Following the success of Gillian Flynn’s third novel published in 2012, the film adaptation of ‘Gone Girl‘ was released in cinemas this week. Directed by David Fincher with a screenplay written by Flynn, the film has garnered positive reviews in the press and is already being tipped to win Oscars next year. There’s no doubt the film will be talked about as much as the bestselling novel, but is it worth the hype?
‘Gone Girl’ tells the story of Amy Dunne (Rosamund Pike) who mysteriously disappears from the house she shares with her husband Nick (Ben Affleck) in North Carthage, Missouri on their fifth wedding anniversary. However, Nick expresses rather less concern for his missing wife than one might expect. As evidence of underlying resentment and other difficulties in their marriage begin to emerge, he quickly becomes the prime suspect. But what exactly happened to Amy?
I read the novel about a year ago shortly after it had been announced that Affleck and Pike had been cast as Nick and Amy. They are both stunning as the lead roles with Affleck capturing the right amount of arrogance as Nick, while Pike effortlessly switches between the innocently demure and icily calculated sides of Amy. The supporting cast are excellent too, particularly Carrie Coon as Nick’s twin sister Margo.
The ambient soundtrack by Trent Reznor and Atticus Ross captures the suburban noir atmosphere perfectly. The shifting perspectives are balanced well with Amy’s version of their relationship told through flashbacks based on her diary entries while Nick explains his side of the story to the detectives investigating her disappearance. As regular readers of my blog will know, I enjoy stories with unreliable and/or unlikeable narrators. ‘Gone Girl’ has not one but two of these and it is the complex psychological portraits of these characters which forms the heart of the story. As Nick says just before the “final act”: “They disliked me, then they liked me. They hated me, now they love me”. While most may not necessarily follow this exact pattern of emotions towards Nick, the characters are certainly conflicting and both the book and the film cleverly manipulate the reader or viewer as the intricacies of Nick and Amy’s marriage are slowly revealed and dissected.
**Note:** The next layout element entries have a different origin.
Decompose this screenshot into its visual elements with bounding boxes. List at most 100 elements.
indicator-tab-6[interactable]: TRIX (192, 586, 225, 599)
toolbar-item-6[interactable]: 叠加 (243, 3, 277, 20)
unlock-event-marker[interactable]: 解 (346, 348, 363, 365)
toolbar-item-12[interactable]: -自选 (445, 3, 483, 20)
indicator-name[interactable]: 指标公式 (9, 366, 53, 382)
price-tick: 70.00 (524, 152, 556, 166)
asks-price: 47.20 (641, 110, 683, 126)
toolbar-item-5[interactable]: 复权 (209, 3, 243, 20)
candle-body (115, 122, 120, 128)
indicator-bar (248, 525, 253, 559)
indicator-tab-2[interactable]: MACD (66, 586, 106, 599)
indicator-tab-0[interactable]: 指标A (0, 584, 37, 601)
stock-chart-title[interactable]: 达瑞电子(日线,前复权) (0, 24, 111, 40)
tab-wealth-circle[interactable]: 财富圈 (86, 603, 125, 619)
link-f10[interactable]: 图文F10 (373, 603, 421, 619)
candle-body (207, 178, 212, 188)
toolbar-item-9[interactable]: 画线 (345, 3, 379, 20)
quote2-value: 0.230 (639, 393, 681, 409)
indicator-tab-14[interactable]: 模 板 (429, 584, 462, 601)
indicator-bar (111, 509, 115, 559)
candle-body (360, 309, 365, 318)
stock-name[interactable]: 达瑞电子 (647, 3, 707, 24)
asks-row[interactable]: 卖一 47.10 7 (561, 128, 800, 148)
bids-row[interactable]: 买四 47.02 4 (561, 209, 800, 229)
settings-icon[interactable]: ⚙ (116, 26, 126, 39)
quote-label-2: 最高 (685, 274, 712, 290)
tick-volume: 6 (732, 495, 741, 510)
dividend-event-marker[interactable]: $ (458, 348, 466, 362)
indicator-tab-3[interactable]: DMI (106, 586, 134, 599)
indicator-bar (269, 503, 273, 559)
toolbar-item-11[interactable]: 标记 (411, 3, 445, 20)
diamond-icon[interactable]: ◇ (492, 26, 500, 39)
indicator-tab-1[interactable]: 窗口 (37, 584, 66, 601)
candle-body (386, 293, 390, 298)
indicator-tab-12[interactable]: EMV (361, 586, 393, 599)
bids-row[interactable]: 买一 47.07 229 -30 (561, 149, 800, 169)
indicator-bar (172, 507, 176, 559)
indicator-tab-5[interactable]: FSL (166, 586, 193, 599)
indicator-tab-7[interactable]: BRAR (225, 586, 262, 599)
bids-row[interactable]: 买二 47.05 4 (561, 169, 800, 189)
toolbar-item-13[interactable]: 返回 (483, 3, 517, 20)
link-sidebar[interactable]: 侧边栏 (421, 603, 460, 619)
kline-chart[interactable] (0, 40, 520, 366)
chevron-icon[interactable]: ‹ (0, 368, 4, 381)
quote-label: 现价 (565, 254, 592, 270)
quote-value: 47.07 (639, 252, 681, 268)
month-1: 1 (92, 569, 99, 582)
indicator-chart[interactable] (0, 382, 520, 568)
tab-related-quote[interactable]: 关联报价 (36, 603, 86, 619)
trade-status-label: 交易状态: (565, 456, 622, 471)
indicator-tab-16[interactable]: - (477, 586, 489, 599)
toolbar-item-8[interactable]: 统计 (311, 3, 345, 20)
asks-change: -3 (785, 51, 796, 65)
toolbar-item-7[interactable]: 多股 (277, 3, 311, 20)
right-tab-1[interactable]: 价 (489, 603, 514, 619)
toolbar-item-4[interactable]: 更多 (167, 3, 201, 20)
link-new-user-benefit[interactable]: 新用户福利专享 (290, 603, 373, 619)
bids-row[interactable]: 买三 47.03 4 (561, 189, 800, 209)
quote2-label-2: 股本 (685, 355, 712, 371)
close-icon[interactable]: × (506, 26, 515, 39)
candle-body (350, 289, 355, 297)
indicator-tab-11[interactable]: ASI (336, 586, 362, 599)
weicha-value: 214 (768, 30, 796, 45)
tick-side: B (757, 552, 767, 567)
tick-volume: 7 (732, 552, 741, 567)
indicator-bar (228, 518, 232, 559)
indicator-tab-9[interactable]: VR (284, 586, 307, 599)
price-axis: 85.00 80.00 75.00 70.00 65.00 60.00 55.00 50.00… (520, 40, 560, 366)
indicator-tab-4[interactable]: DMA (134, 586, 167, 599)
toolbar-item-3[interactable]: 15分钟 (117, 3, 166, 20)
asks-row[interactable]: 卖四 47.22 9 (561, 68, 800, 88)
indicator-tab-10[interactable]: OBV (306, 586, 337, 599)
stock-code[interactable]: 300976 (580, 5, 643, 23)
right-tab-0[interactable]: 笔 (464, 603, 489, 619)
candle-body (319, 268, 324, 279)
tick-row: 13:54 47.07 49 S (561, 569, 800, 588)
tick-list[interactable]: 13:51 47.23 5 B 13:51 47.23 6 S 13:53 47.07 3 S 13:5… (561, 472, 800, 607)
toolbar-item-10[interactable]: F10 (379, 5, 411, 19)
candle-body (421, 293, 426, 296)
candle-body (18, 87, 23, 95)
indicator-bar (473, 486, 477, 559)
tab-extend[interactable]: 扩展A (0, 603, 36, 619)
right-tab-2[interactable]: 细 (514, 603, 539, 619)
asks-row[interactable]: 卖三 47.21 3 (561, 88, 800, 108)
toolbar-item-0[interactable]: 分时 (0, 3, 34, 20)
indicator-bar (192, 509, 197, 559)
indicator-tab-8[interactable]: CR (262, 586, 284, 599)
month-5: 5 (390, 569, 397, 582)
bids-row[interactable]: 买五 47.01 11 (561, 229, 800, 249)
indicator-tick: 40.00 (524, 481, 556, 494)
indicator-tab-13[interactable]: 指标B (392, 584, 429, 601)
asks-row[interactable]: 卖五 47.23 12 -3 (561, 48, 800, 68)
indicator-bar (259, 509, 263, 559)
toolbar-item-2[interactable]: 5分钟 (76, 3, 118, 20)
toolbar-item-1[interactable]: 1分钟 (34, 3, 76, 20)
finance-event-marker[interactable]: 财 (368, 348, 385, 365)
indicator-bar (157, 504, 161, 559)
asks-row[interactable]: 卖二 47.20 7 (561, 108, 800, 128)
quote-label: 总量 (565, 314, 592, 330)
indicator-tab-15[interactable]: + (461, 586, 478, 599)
Much has been made of the decision to change the ending of the story, particularly as Flynn has written both the novel and the screenplay. I had been expecting something more explosive than the original ending (not necessarily literally, but you never know). However, the main structure remains the same along with the ominous and ironic message that Nick and Amy ultimately deserve each other. The elements of the story which are left out are relatively non-essential ones and in many ways, the film benefits from cutting out some of the padding of the 460+ page novel. Most importantly, at just under two and a half hours long, it never drags despite not being a particularly fast-paced thriller. As Flynn said in an interview with The Guardian this week, “I’ve seen movies that are slavishly devoted to books but don’t work, because they haven’t turned it into a movie; they’ve turned it into a dramatisation of the different scenes.” ‘Gone Girl’ avoids this trap and joins a relatively small collection of highly successful book-to-film adaptations which don’t necessarily stick rigidly to the story but manage to both capture the atmosphere of the book while also making interesting and unexpected interpretations of the original material which work well on screen. Lynne Ramsay’s adaptation of ‘We Need to Talk About Kevin’ by Lionel Shriver is one example which springs to mind here and I think ‘Gone Girl’ achieves this too.
Stylish with substance, the film adaptation of ‘Gone Girl’ is as sharp and unsettling as the novel with excellent performances all round. A must-see for fans of the book.